Woodborough Road Baptist Church is a former Baptist Church on Woodborough Road in Nottingham. It is a Grade II listed building. It was converted around 1980 and after being run as the Pakistani League of Friends, is now a Pakistan Community Centre.

==History==

The congregation formed out of that based at Stoney Street Baptist Church. In 1875 they seceded from the Stoney Street Church, and by the early 1890s had enough resources to commission the architect Watson Fothergill to design a new Church for them on Woodborough Road.

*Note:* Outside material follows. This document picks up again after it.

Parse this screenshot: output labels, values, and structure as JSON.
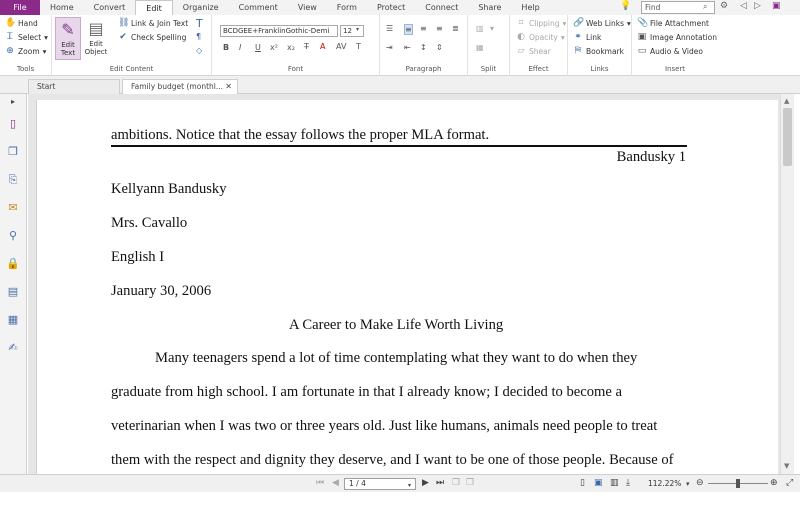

The church was opened on 5 February 1895. The church was described in the Nottingham Evening Post:
It is a commanding structure, and an undoubted ornament to the town. It has a nave of seven bays divided from aisles of slightly unequal width by iron columns, which support a semi-circular arcade and clerestory. The end at the junction of Alfred-street is a portion of a many-sided polygon, whilst the other end is a semi-octagon containing the choristry and platform, the pulpit being in the centre, with the organ behind. The choristry has a circular roof. The pulpit of wood is in front of the baptistery. The galleries which run round the sides, and the circular end in Alfred-street provide 284 sittings. There is sitting accommodation in the chapel itself for about 930 persons. The interior, which is rather unconventional in treatment, is attractive, well lighted, and comfortably heated. The ceiling is of plaster, nicely decorated; the walls being of red brick, relieved with blue and buff bricks in bands. Small squares of tinted glass constitute the windows. A striking feature of the exterior is an octagonal tower, 100 feet high at the juncture of the four roads clock faces being placed on either side of the upper part. Red brick, relieved with blue brick bands, is used for the exterior, but the plinth is of rock-faced Derbyshire stone, with terra-cotta bands. A lobby connecting the two principal entrances is situate in Alfred-street, and no less than five new classrooms have been provided in connection with the schools, three of the old class-rooms having been enlarged and improved.

After a period of decline in the mid 20th century, the church eventually closed, and was converted into a centre for the Pakistani League of Friends. It is now an Islamic Social Centre.